Наиболее памятна Ускову в этот период частых перемен, происходивших не по его воле или желанию, а по стратегическим расчетам ресторанного начальства, работа в «Большой Московской», где он задержался надолго. Находился ресторан там, где сейчас гостиница «Москва», в самом центре столицы. И посетители тут бывали необыкновенные.
Признаюсь, не сама личность вовсе не известного мне тогда официанта навела меня на писание этого очерка, а клиенты, которых он обслуживал, или, еще точнее, один клиент. Мне сказали: он знал Бунина.
Воображение услужливо подкидывало мне трогательные сцены вроде следующей. Небольшой, элегантный, колючий — цыганистая горячая красота юности уступила место лезвистой сухости нерастроганной зрелости — Бунин входит в ресторан. Мгновенным и безошибочным взглядом находит свободный столик любимого официанта. И тот, словно предчувствовав приход дорогого гостя, уже бежит к нему с подогретой бутылкой красного вина в салфетке — Бунин всю жизнь пил много красного вина — и вазочкой соленого миндаля.
— День добрый, Иван Алексеевич!
— Здравствуйте, Яков Федорович.

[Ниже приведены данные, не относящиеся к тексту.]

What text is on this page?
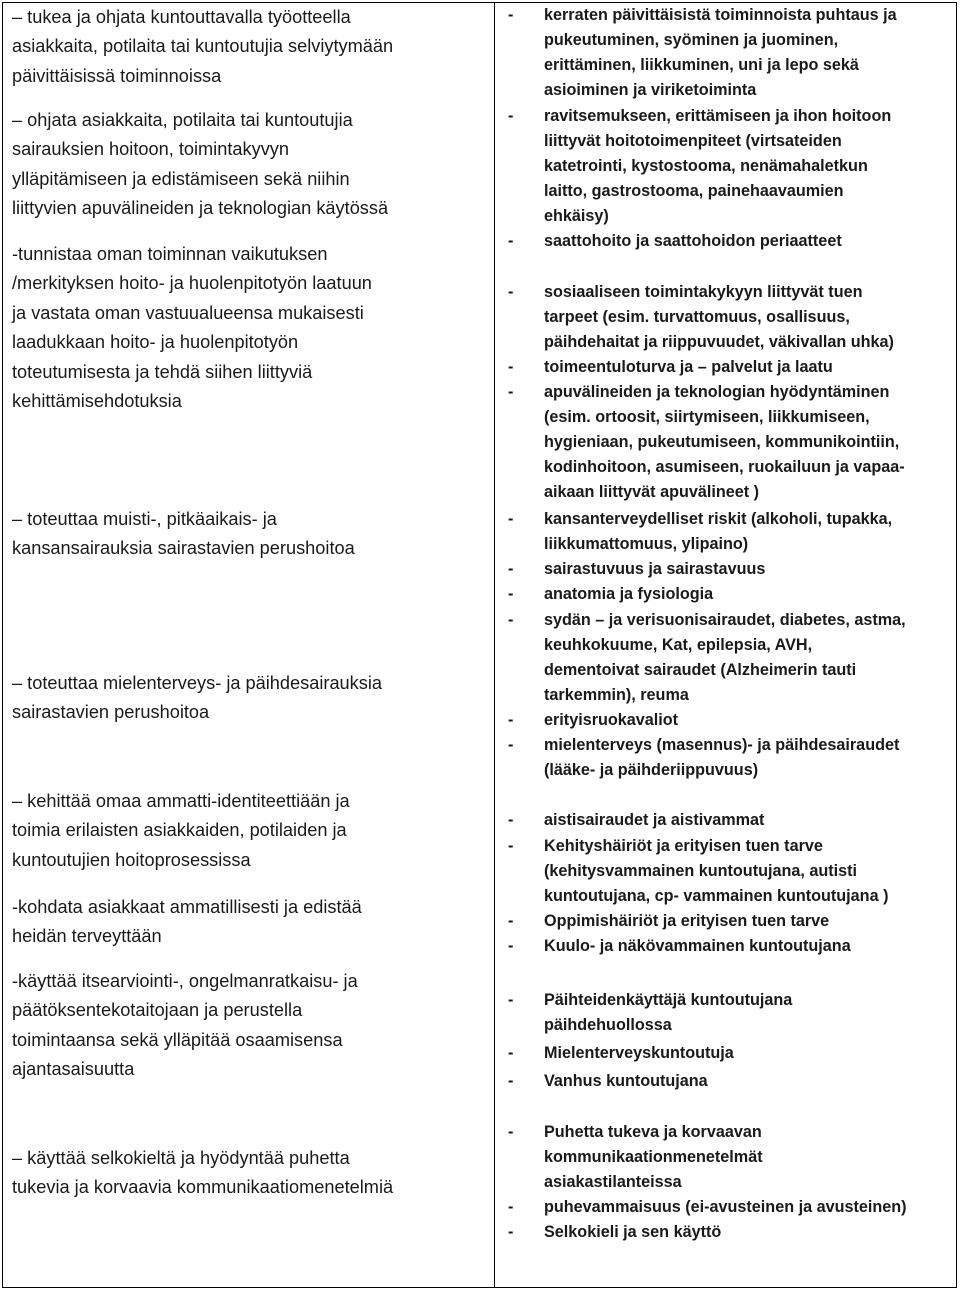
– tukea ja ohjata kuntouttavalla työotteella
asiakkaita, potilaita tai kuntoutujia selviytymään
päivittäisissä toiminnoissa

– ohjata asiakkaita, potilaita tai kuntoutujia
sairauksien hoitoon, toimintakyvyn
ylläpitämiseen ja edistämiseen sekä niihin
liittyvien apuvälineiden ja teknologian käytössä

-tunnistaa oman toiminnan vaikutuksen
/merkityksen hoito- ja huolenpitotyön laatuun
ja vastata oman vastuualueensa mukaisesti
laadukkaan hoito- ja huolenpitotyön
toteutumisesta ja tehdä siihen liittyviä
kehittämisehdotuksia

– toteuttaa muisti-, pitkäaikais- ja
kansansairauksia sairastavien perushoitoa

– toteuttaa mielenterveys- ja päihdesairauksia
sairastavien perushoitoa

– kehittää omaa ammatti-identiteettiään ja
toimia erilaisten asiakkaiden, potilaiden ja
kuntoutujien hoitoprosessissa

-kohdata asiakkaat ammatillisesti ja edistää
heidän terveyttään

-käyttää itsearviointi-, ongelmanratkaisu- ja
päätöksentekotaitojaan ja perustella
toimintaansa sekä ylläpitää osaamisensa
ajantasaisuutta

– käyttää selkokieltä ja hyödyntää puhetta
tukevia ja korvaavia kommunikaatiomenetelmiä

- kerraten päivittäisistä toiminnoista puhtaus ja
pukeutuminen, syöminen ja juominen,
erittäminen, liikkuminen, uni ja lepo sekä
asioiminen ja viriketoiminta
- ravitsemukseen, erittämiseen ja ihon hoitoon
liittyvät hoitotoimenpiteet (virtsateiden
katetrointi, kystostooma, nenämahaletkun
laitto, gastrostooma, painehaavaumien
ehkäisy)
- saattohoito ja saattohoidon periaatteet
- sosiaaliseen toimintakykyyn liittyvät tuen
tarpeet (esim. turvattomuus, osallisuus,
päihdehaitat ja riippuvuudet, väkivallan uhka)
- toimeentuloturva ja – palvelut ja laatu
- apuvälineiden ja teknologian hyödyntäminen
(esim. ortoosit, siirtymiseen, liikkumiseen,
hygieniaan, pukeutumiseen, kommunikointiin,
kodinhoitoon, asumiseen, ruokailuun ja vapaa-
aikaan liittyvät apuvälineet )
- kansanterveydelliset riskit (alkoholi, tupakka,
liikkumattomuus, ylipaino)
- sairastuvuus ja sairastavuus
- anatomia ja fysiologia
- sydän – ja verisuonisairaudet, diabetes, astma,
keuhkokuume, Kat, epilepsia, AVH,
dementoivat sairaudet (Alzheimerin tauti
tarkemmin), reuma
- erityisruokavaliot
- mielenterveys (masennus)- ja päihdesairaudet
(lääke- ja päihderiippuvuus)
- aistisairaudet ja aistivammat
- Kehityshäiriöt ja erityisen tuen tarve
(kehitysvammainen kuntoutujana, autisti
kuntoutujana, cp- vammainen kuntoutujana )
- Oppimishäiriöt ja erityisen tuen tarve
- Kuulo- ja näkövammainen kuntoutujana
- Päihteidenkäyttäjä kuntoutujana
päihdehuollossa
- Mielenterveyskuntoutuja
- Vanhus kuntoutujana
- Puhetta tukeva ja korvaavan
kommunikaationmenetelmät
asiakastilanteissa
- puhevammaisuus (ei-avusteinen ja avusteinen)
- Selkokieli ja sen käyttö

Что это у вас пустовато нынче?
— Копят силы перед Масленой, Иван Алексеевич. Блины, они простора требуют.
— Это вы точно сказали. Дайте-ка запишу. А скоро Масленая-то, что-то запамятовал?
— До встречи меньше недели осталось.
— До встречи — это как понять?
— Ай-ай-ай, Иван Алексеевич! Масленая неделя; понедельник — встреча, вторник — заигрыш, среда — лакомства, четверг — широкий четверг, пятница — тещины вечерки, суббота — золовкины посиделки, воскресенье — проводы, прощание.
— Прощеный день… Как же вы все помните, Яков Федорович! Только с вами и отведешь душу. Боится Масленая горькой репы да пареной редьки.
— Еще бы!.. Хоть с себя что заложи, а Маслену проводи!
— Продлись наша Масленая до воскресного дня!..
— Кому Масленая да сплошная, а нам Вербная да Страстная!
— Да, тяжело живет простой народ, Яков Федорович. Я вот пытался в своей «Деревне» кое-что сказать…
— Как же, как же, Иван Алексеевич, читали! Сильная вещь, художественная. Только вот значение пролетариата вы недооцениваете, уж простите великодушно на дерзком слове…
И так далее, в том же счастливом ключе…
— Бунин? — переспросил Яков Федорович, когда мы начали нашу беседу в его квартире на Садовой-Спасской, напоминавшей о себе редкими испуганными автомобильными гудками и тяжелым шуршанием троллейбусных шин. — Нет, не помню такого товарища. Многих помню: Гиляровского — дядю Гиляя, Маяковского, Качалова, Москвина, Леонида Утесова, Демьяна Бедного, художника Якулова — всех помню, а этого, простите, даже не слыхал.
По счастию, ко времени этого признания меня настолько привлекла личность самого Якова Федоровича, что неожиданный афронт подействовал не слишком обескураживающе.
Я не умею писать очерков и боюсь за них браться. Мне кажется, что каждая очерковая тема, коль она не ограничивается рамками четкого сюжета, неисчерпаема, бесконечна. И мне рисуется страшная картина: идет жизнь, в мире свершаются грозные и радостные перемены, сменяются поколения, а я все разматываю очерковую ленту. Пугало меня это и в данном случае. Такая долгая жизнь, столько скрещений судеб, да и каких судеб, хватит ли мне остатка жизни, чтобы поведать обо всем этом? Яков Федорович с доброй, чуть насмешливой улыбкой внес успокоение в мою смятенную душу. Пережив легкое разочарование в связи с Буниным, я попросил его рассказать мне о дяде Гиляе, примечательнейшей фигуре старой Москвы.